SE HA PUESTO en marcha la fusión de la aerolínea chilena Lan Airlines con la brasileña Tam Linhas Aéreas en torno a Latam Airlines Group, dando origen a la compañía más grande de Latinoamérica en el rubro y que está entre las diez más significativas del mundo, además de ostentar el primer lugar en valor bursátil. Cada una mantendrá su marca separada, aunque operarán integradamente, formando un consorcio aerocomercial de 310 modernas aeronaves y con órdenes de compra por 210 adicionales, 51.000 empleados, ingresos anuales de US$ 13.500 millones y 1.742 vuelos diarios en promedio.

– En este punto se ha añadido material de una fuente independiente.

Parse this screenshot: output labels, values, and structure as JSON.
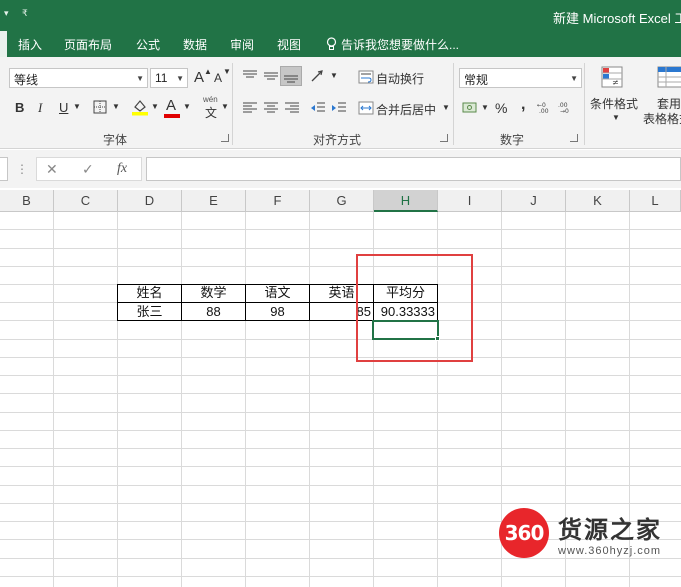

Se trata de un logro sin precedentes en la economía nacional si se considera que Chile no posee ventajas comparativas naturales en el negocio del transporte aéreo -muy por el contrario, cuando se tiene presente su posición geográfica-, que no puede explicarse sino como fruto de una capacidad de gestión y visión de negocios sobresalientes, que prestigia el potencial de nuestros empresarios y debiera motivar orgullo en el país, además de servir de ejemplo y aliciente para el emprendimiento.
Hace poco más de dos décadas, Lan Chile era una empresa estatal con una situación patrimonial comprometida y resultados negativos. La decisión de equilibrarla, asumiendo el Estado el costo de las pérdidas, y luego de privatizarla, resultó apropiada para resolver el problema de fondo que la aquejaba, y le ha permitido con el tiempo convertirse en un jugador de talla mundial. Aunque contó para ello con la clara ventaja de su condición de actor dominante en una industria con bajos niveles de competencia local, llevó a cabo una gestión eficiente, una adecuada política de explotación conjunta del negocio de pasajeros y carga, y tuvo la capacidad para aprovechar oportunidades en el ámbito regional latinoamericano.
El continuo crecimiento y la posición dominante aludida le permitieron consolidarse como el principal transportador aéreo nacional, lo que en varias ocasiones motivó que sus actividades comerciales fueran revisadas o quedaran sujetas a aprobación por parte de las instituciones que velan por la libre competencia, con el fin de resguardar el interés de los consumidores, lo que no afectó su capacidad de desarrollarse. La fusión con Tam, en la medida que ambas aerolíneas eran competidoras en la ruta a Brasil, sin duda justificaba por parte de tales instancias un análisis acabado, que se tradujo en la imposición de ciertas condiciones y que en definitiva no empecieron la determinación de dar vida al nuevo consorcio. Sin embargo, el trámite se extendió por dos años, lapso en cual las circunstancias pudieron haber variado considerablemente y malogrado la fusión, lo que también justificaría que aquellas revisen los tiempos y procedimientos que utilizan para pronunciarse sobre las peticiones que reciben, como la consideración que otorgan a ciertos planteamientos, que en ocasiones parecen más fundados en un mero afán de oponerse que en obtener soluciones razonables.
Cabe celebrar el logro de una compañía chilena, que es destacable y bienvenido, en un momento en que la valoración de la iniciativa empresarial parece estar en un bajo nivel. Las autoridades deberían presentarlo como un ejemplo para un reimpulso del emprendimiento, lo que no significa que en caso necesario renuncien al deber de cumplircon su tarea reguladora y fiscalizadora.